What are the advantages of a stop loss in trading?

  • It prevents you from losing your money when the market falls dramatically. For a stock that is on a periodic decline, the stop loss will sell your stock as soon as it touches the trigger price. This way, you will not have to face big losses and can save some of the money that you had once invested.
  • If you ever gain profits on the money you invested, you can put new stop losses at the profited price. For example, if you earn Rs.50 on an investment of Rs.50, you are now in possession of Rs.100. So the former stop loss of Rs.45, can be increased to, say, Rs.80. This way, even if the stocks fall at a later stage, you can still have some profit under your name.
  • Stop loss in trading doesn’t consider your psychological musings. Most often investors will start thinking about how the loss in the stocks is temporary and it will soon go back to its original value. Because of this belief, they lose a lot of money. However, because of stop loss being automated, it immediately sells your stocks with no strings attached. It helps you move from one bad stock to a better investment opportunity.
  • As already mentioned, stop loss is automated. Therefore, you will not have to keep checking the fluctuating prices, to see when your money drops below the amount you are comfortable losing. This gives you mental peace and prevents you from fretting about changing stock prices.

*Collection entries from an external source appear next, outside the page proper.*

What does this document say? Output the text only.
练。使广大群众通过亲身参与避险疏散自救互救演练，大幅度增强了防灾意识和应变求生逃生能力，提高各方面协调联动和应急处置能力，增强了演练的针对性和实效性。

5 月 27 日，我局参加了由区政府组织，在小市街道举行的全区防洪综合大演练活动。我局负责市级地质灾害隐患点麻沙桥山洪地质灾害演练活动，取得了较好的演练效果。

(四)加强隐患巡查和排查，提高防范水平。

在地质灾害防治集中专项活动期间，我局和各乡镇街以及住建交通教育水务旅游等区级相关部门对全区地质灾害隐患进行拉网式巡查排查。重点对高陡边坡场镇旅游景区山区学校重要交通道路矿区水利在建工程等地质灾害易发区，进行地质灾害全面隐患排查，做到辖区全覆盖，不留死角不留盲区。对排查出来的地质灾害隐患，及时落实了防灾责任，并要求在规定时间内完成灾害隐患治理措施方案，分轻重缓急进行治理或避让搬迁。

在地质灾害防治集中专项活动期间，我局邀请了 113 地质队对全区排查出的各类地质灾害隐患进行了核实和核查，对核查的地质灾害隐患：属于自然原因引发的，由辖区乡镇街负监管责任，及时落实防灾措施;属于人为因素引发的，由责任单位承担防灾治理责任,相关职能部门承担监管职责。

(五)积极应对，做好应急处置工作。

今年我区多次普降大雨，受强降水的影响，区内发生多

What are the disadvantages of stop loss in trading?

  • We saw how, sometimes, the stock prices can fall far below your trigger price. If your trigger price is Rs.45, and the stock price drops to Rs.20, the market order will immediately be initiated and the stocks will be sold at that price. This way, you can lose a lot of that invested money.
  • Your stocks will be sold even if the drop in the stock prices is for a short period of time. If the prices drop to Rs.40 against a trigger price of Rs.45, for two days, before going back up to Rs.50, your stocks will still be sold immediately.
  • In situations like these, you can use the stop limit order. However, there is no guarantee that the stock price will definitely go back up to your trigger price. So the order to sell your stocks might never be initiated.

When it comes to stop loss, you need to figure out how much money you are comfortable losing. Beginners often set up a lower percentage of loss appetite, and long-time investors often go for higher numbers. Stop loss can be a curse to lose all your money, or a blessing if you can plan your losses right.

Disclaimer: This article is for information purposes only. The views expressed in this article are personal and do not necessarily constitute the views of and/or the author shall not be responsible for any direct/indirect loss or liability incurred by the reader for taking any financial decisions based on the contents and information. Please consult your financial advisor before making any financial decision.